Pesquisadores americanos estão testando uma nova forma de tratar problemas cardíacos e derrames. A aposta é no transplante de mitocôndrias – organelas celulares responsáveis pela fabricação de ATP (adenosina trifosfato). As moléculas de ATP, por sua vez, funcionam como um depósito de energia das células. É ela que garante o combustível para que as reações celulares aconteçam.
Mais de uma década atrás, o pesquisador James McCully, do Hospital Infantil de Boston, notou que nenhum medicamento era capaz de salvar as mitocôndrias com defeito no tecido cardíaco danificado após uma isquemia — falta de fornecimento sanguíneo. Todo esse processo foi descrito nesta reportagem da National Geographic.
Então, veio a ideia: retirar mitocôndrias saudáveis do próprio paciente e colocá-las nas células afetadas. Assim, o tecido poderia ser curado sem o auxílio de remédios.
O transplante de mitocôndrias foi realizado algumas vezes. Uma criança sob os cuidados do cirurgião Sitaram Emani, no próprio Hospital Infantil de Boston, passou pelo procedimento.
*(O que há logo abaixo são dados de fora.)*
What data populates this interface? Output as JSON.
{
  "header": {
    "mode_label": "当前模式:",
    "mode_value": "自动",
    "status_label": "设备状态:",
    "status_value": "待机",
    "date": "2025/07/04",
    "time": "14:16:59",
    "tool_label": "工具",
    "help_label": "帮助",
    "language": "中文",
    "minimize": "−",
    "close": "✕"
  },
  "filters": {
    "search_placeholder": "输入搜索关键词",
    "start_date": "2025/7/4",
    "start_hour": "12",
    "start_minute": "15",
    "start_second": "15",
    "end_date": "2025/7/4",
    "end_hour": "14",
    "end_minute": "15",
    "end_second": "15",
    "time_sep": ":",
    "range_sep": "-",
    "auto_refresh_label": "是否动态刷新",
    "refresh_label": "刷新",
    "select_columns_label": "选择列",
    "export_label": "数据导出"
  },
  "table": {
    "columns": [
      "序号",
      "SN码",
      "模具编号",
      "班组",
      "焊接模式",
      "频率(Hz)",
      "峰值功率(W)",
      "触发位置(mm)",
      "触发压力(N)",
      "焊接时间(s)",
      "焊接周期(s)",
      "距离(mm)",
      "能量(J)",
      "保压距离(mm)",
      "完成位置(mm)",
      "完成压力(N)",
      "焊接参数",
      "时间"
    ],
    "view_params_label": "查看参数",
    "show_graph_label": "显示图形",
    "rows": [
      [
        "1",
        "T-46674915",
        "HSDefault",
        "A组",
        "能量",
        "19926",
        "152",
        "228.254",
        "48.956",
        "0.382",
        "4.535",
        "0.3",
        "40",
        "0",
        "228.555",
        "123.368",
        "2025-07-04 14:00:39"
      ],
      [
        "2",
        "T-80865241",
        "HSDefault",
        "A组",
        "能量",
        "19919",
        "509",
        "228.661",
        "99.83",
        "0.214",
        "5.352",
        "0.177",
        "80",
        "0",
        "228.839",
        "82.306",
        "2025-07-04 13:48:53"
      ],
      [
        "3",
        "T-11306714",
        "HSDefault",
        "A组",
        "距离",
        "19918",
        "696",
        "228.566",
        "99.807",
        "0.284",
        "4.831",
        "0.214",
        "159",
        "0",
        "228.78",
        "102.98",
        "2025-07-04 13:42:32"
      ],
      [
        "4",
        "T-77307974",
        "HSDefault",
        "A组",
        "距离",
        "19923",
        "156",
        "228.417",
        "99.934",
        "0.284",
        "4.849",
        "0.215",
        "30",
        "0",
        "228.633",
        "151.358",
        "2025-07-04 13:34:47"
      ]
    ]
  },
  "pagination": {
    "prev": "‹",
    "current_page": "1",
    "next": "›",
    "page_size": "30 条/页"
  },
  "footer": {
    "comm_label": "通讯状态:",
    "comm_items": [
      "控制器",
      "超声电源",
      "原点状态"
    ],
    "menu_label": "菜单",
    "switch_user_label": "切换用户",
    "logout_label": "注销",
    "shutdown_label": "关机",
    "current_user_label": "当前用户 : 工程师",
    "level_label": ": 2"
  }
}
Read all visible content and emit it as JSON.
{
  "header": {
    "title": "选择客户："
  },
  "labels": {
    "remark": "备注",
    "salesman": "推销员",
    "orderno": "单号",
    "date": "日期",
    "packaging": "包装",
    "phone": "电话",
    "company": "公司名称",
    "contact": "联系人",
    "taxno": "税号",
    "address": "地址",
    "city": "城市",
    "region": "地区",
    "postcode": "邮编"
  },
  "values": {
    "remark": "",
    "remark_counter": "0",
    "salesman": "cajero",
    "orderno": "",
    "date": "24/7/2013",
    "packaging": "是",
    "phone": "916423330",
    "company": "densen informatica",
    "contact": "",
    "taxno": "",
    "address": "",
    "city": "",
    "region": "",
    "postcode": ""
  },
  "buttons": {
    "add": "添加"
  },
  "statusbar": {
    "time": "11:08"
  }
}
A cirurgia correu como o esperado, com as mitocôndrias saudáveis sendo absorvidas pelas células danificadas e ajudando na regeneração do tecido cardíaco.
Durante o procedimento, o paciente fica conectado à máquina de ECMO (oxigenação por membrana extracorporal). As mitocôndrias saudáveis são coletadas rapidamente e logo em seguida já são inseridas na pessoa através da artéria coronária, femoral, ou injeção direta na região comprometida. Essa mesma equipe operou 12 pacientes desde 2015. Desses, oito sobreviveram.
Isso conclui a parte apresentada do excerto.